Comment 11 for bug 2003851

Revision history for this message
anarcat (anarcat) wrote :

We're seeing a similar issue here. At first we thought it was an issue specific to a prometheus collector (https://bugs.debian.org/cgi-bin/bugreport.cgi?bug=1028212 / https://github.com/prometheus-community/node-exporter-textfile-collector-scripts/issues/179) but now that I see this bug report, I can't help but think this is an issue in apt itself.

I should also mention this seems like a regression between bullseye and bookworm. For context, we have a nightly job that runs apt-update here as well, a home-grown (`dsa-update-apt-status`, from DSA) script that spews warnings through cron when there's an issue.
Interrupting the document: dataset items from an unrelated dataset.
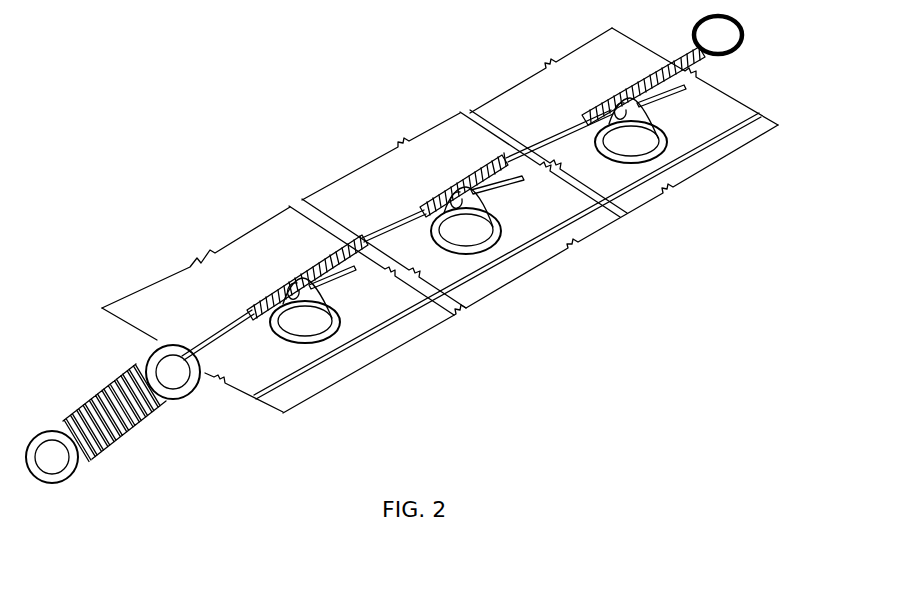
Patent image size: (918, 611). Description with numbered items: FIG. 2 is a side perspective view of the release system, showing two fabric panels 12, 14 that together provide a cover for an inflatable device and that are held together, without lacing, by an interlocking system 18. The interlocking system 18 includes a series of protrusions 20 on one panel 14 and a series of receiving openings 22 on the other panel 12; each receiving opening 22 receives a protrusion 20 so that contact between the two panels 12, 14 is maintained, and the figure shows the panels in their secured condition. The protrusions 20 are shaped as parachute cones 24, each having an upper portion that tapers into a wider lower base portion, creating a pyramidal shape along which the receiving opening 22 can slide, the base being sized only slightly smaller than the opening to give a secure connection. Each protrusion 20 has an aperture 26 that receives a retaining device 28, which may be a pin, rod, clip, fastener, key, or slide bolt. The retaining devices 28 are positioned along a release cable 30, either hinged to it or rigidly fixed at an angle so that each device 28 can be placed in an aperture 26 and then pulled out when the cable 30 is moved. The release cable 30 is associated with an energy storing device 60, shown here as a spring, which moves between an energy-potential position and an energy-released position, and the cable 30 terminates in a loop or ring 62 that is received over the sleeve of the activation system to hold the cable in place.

The panel 12 is at (390, 182).
The panel 14 is at (318, 377).
The interlocking system 18 is at (100, 87).
The protrusion 20 is at (336, 345).
The receiving opening 22 is at (311, 304).
The parachute cone 24 is at (632, 133).
The aperture 26 is at (455, 200).
The retaining device 28 is at (337, 284).
The release cable 30 is at (273, 280).
The energy storing device 60 is at (137, 433).
The ring 62 is at (737, 57).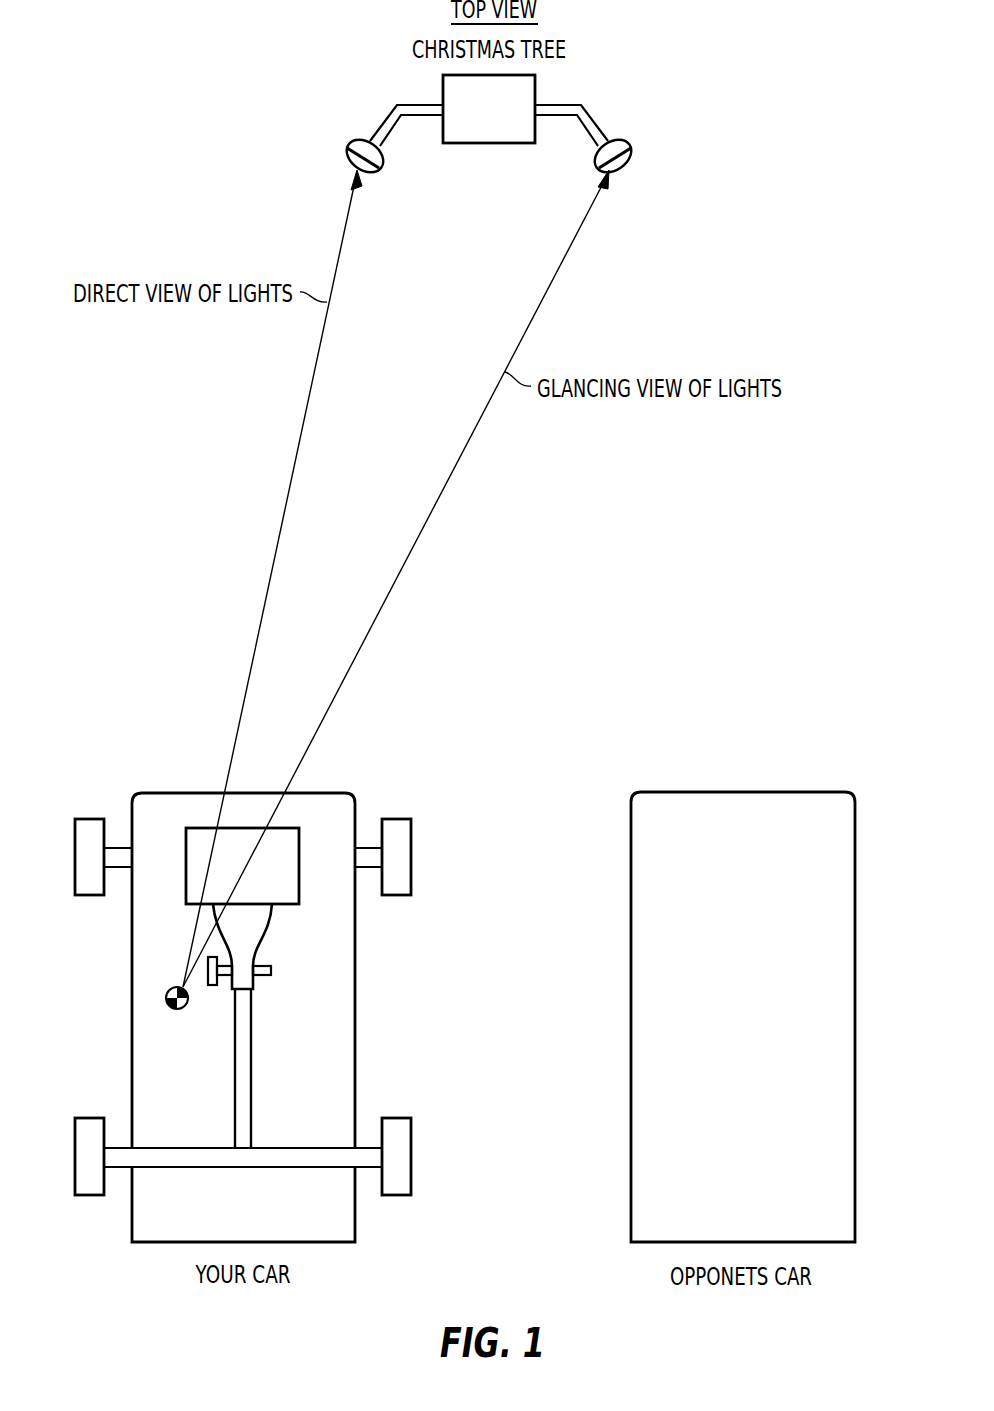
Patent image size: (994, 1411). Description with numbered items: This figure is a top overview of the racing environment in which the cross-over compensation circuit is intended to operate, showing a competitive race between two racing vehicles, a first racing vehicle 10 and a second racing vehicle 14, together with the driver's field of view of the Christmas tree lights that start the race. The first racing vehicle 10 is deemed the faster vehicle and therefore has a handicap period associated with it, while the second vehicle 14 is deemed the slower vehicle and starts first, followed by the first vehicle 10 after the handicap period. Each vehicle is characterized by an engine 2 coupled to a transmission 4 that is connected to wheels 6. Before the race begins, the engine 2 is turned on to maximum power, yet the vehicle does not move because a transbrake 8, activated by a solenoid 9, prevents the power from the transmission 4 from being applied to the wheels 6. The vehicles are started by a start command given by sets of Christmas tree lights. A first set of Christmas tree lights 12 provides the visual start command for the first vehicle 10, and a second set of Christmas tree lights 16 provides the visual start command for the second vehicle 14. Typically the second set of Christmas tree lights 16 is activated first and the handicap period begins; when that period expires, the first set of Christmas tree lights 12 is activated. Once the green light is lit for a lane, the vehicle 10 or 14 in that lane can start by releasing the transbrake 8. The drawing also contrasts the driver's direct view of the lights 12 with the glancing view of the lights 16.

The engine 2 is at (300, 885).
The transmission 4 is at (258, 933).
The wheels 6 is at (75, 889).
The transbrake 8 is at (228, 976).
The solenoid 9 is at (214, 985).
The first racing vehicle 10 is at (355, 1050).
The first set of Christmas tree lights 12 is at (383, 168).
The second racing vehicle 14 is at (851, 1051).
The second set of Christmas tree lights 16 is at (632, 160).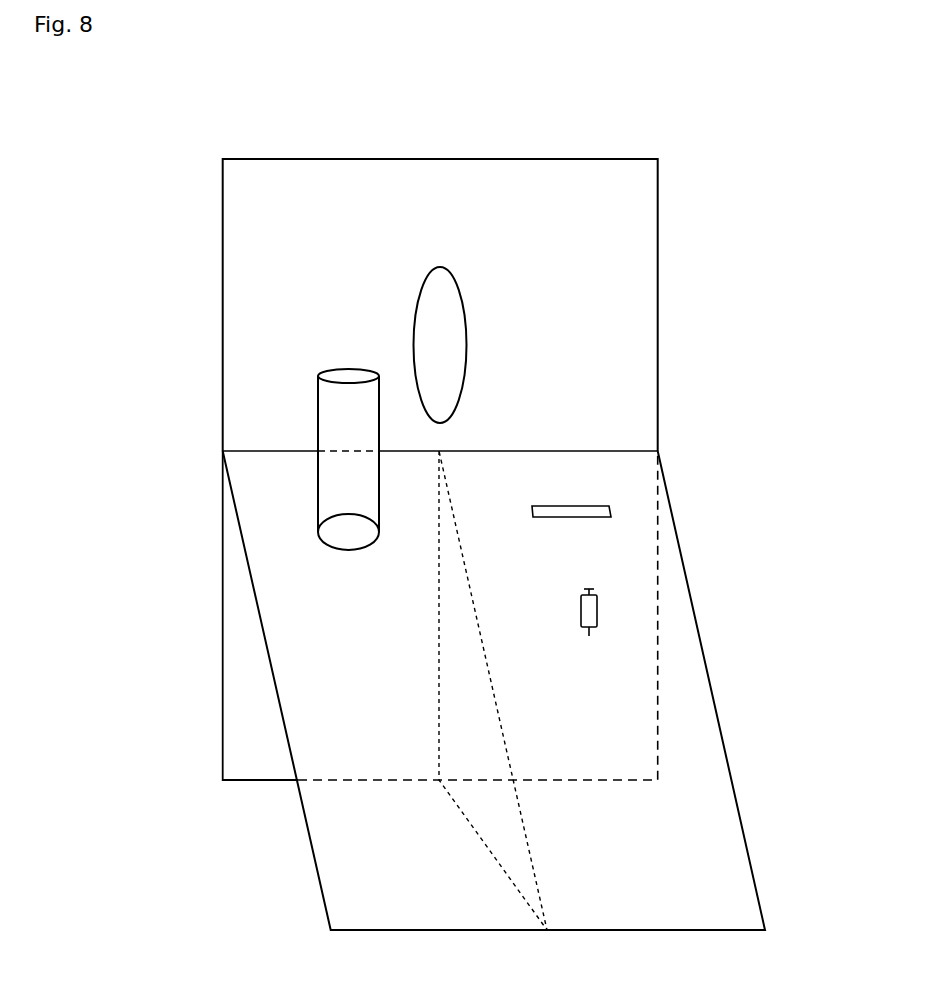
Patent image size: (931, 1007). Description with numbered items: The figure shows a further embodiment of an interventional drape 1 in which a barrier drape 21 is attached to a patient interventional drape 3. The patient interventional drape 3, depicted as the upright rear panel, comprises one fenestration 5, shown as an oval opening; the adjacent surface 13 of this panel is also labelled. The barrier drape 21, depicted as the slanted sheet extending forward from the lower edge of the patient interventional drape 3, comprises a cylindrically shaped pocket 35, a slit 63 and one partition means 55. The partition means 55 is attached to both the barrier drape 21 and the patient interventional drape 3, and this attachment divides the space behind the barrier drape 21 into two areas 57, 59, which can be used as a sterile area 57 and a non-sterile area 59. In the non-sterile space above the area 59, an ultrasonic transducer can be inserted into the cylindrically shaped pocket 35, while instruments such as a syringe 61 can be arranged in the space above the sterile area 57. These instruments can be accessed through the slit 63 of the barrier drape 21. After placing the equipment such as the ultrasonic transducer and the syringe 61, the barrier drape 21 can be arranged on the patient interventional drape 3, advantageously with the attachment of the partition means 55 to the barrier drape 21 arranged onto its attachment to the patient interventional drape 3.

The interventional drape 1 is at (715, 279).
The patient interventional drape 3 is at (659, 352).
The fenestration 5 is at (440, 298).
The panel surface 13 is at (596, 402).
The barrier drape 21 is at (668, 852).
The cylindrically shaped pocket 35 is at (343, 486).
The partition means 55 is at (475, 725).
The sterile area 57 is at (617, 742).
The non-sterile area 59 is at (252, 722).
The syringe 61 is at (600, 611).
The slit 63 is at (598, 512).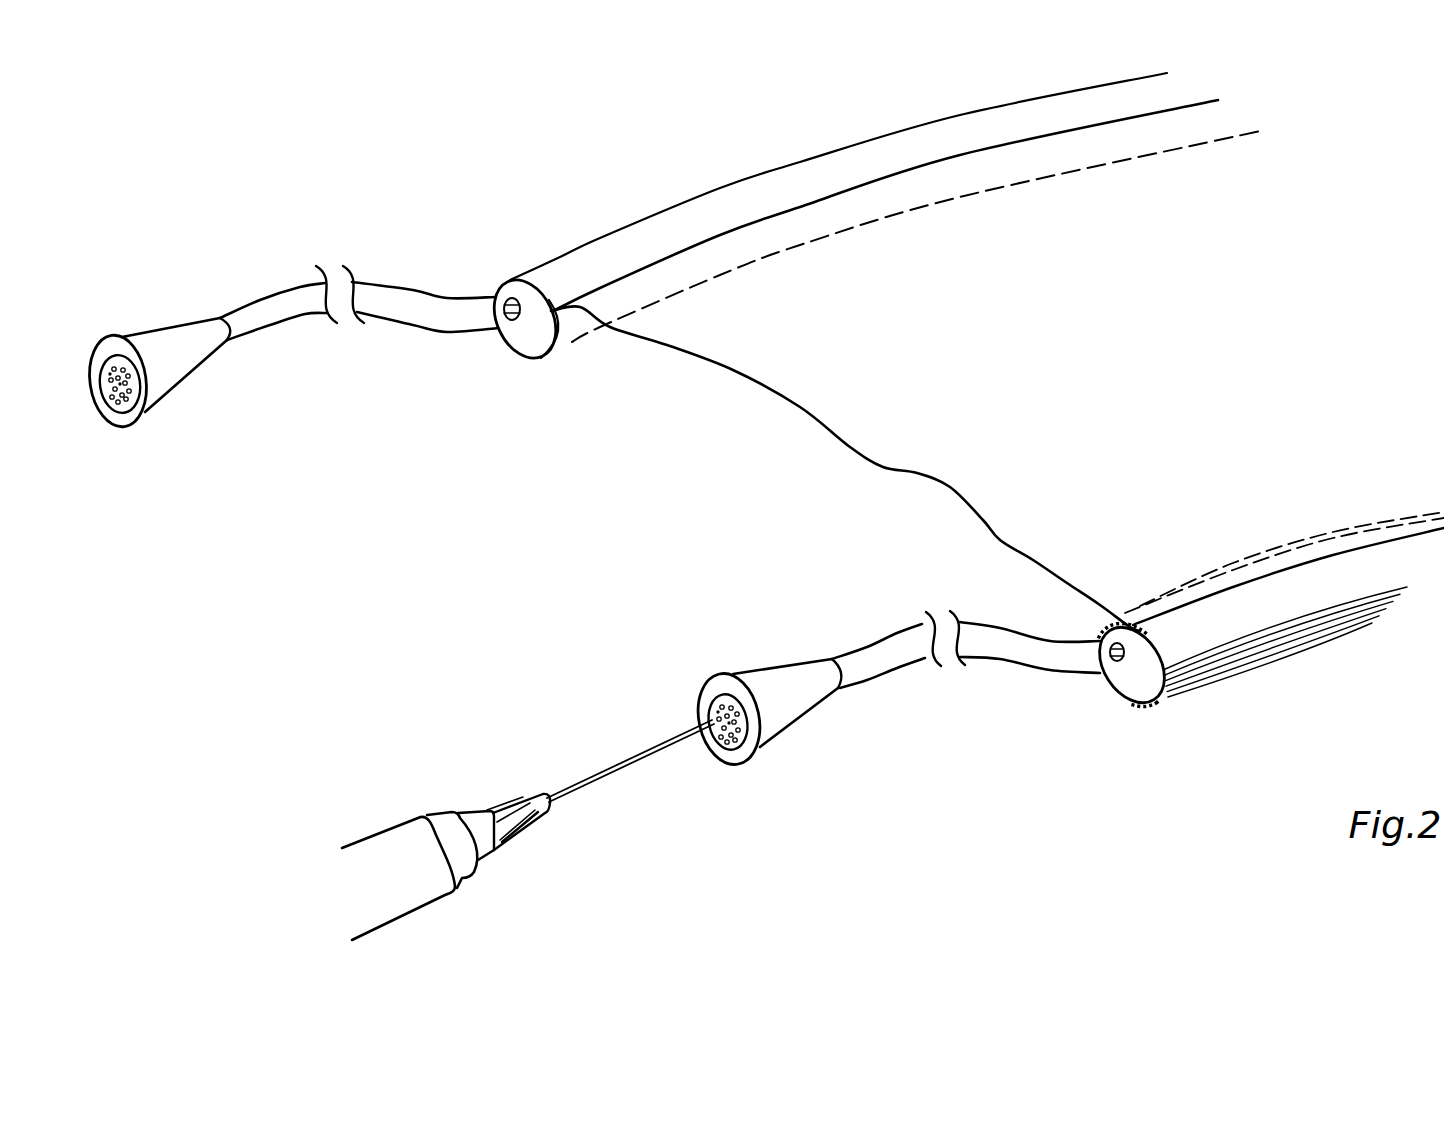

In my mailbox where I track those, I do have instances of this before we started the bookworm upgrade, but those were rare. Starting from the beginning of our bookworm deployment though, we are seeing more and more of this as we upgrade machines over. We're now seeing daily warnings, as the `dsa-update-apt-status` runs into lock contention with another job (`apt_info.py` from the above collector, runs every 15m) more frequently. We were getting daily warnings from the fleet, all bookworm machines, with locks sometimes being held for hours.

Our current workaround has been to set a time limit to the `apt_info.py` job, but we're *still* seeing errors, which is interesting in itself, as it means the issue is *not* specific to that script: it's a global apt issue. We've had unattended-upgrades.py hanging forever as well now, which we've never seen before.

So I think this is an apt issue. Perhaps Acquire::http::Timeout=120 is a valid workaround, but I can't help but think this is an issue that was specifically introduced between bullseye and bookworm (2.2 vs 2.6).